By William Wolf

INCANTATA  Send This Review to a Friend

Stanley Townsend is a charismatic actor, as he demonstrates in the staging of the highly unusual, hour-long poem “Incantata,” written by Irish poet Paul Muldoon and being presented by the Irish Repertory Theatre. Previously enacted at the Galway International Arts Festival, it is having its U. S. Premiere.

When we enter the theater we see Townsend already on a stage moving about as an artist creating designs on paper spread out on a table. There is a camera attached to a chair focusing on his work, which is being projected onto the back wall. Townsend labors meticulously, expressing the art of printmaking, and there’s a reason for that.

When the play formally begins, Townsend, identified in the program as Man, plunges into the words of Muldoon, who has written this poetic work as an elegy creatively mourning the death of his long-time partner, Mary Farl Powers, who was a printmaker. In the process of the expression of love and pain we get two basic views of Townsend.
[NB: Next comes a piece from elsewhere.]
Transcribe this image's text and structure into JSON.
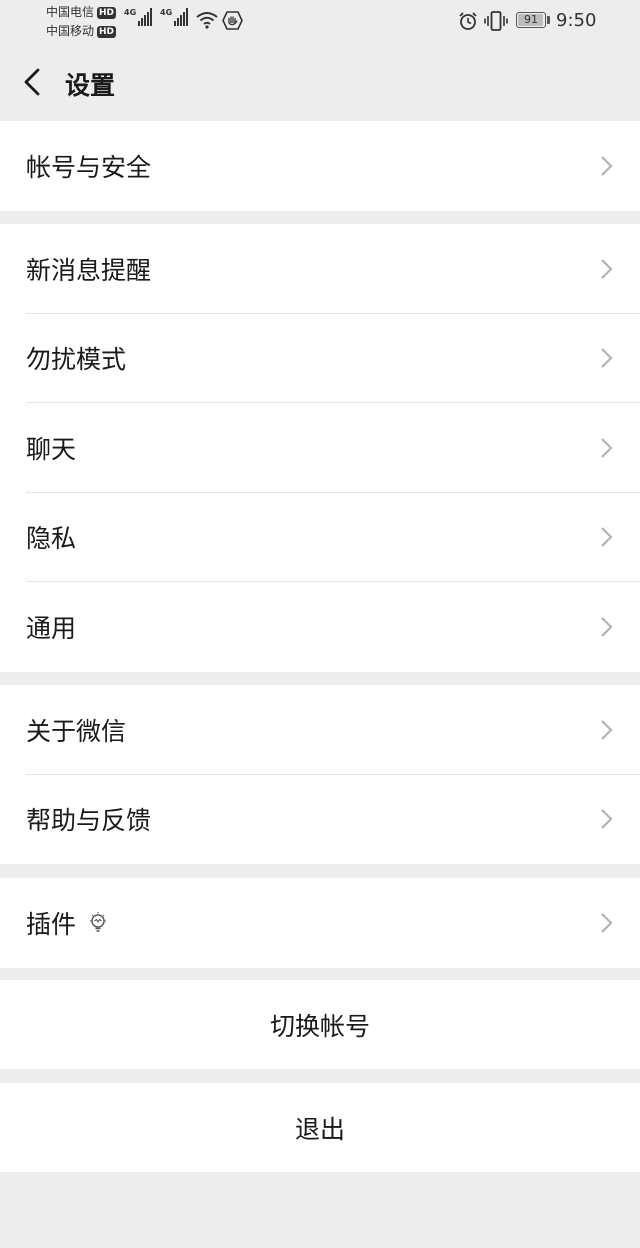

We see him moving restlessly about the stage, and we see his face projected very large on the screen. I was surprised by my favorable reaction to this technique. Recently I criticized the use of such projection in the new version of “West Side Story” as belittling the actors made to look miniscule by contrast. But on the small stage of the Irish Rep, there is interwoven intimacy, and so much of Townsend’s performance depends on reading his various facial expressions—pain, exaltation, intensity, being transported etc.

Muldoon’s writing is very complex and it is a great challenge to bring it to life in a theater. After all, he wrote to be read, not dramatized. But in the hands of Townsend the work emerges as absolutely fascinating in its cadences and references, an outpouring of poetic observations and feelings. The very experienced actor compels us to listen carefully in an attempt to devour it all. Communicating the thoughts of Muldoon, he can make one think of personal loss as well as that of the author.

One leaves the theater appreciating having seen a great performance, as well as the direction by Sam Yates, whose staging helps make the production so vivid. At the Irish Repertory Theatre, 132 West 22nd Street. Phone: 212-727-2737.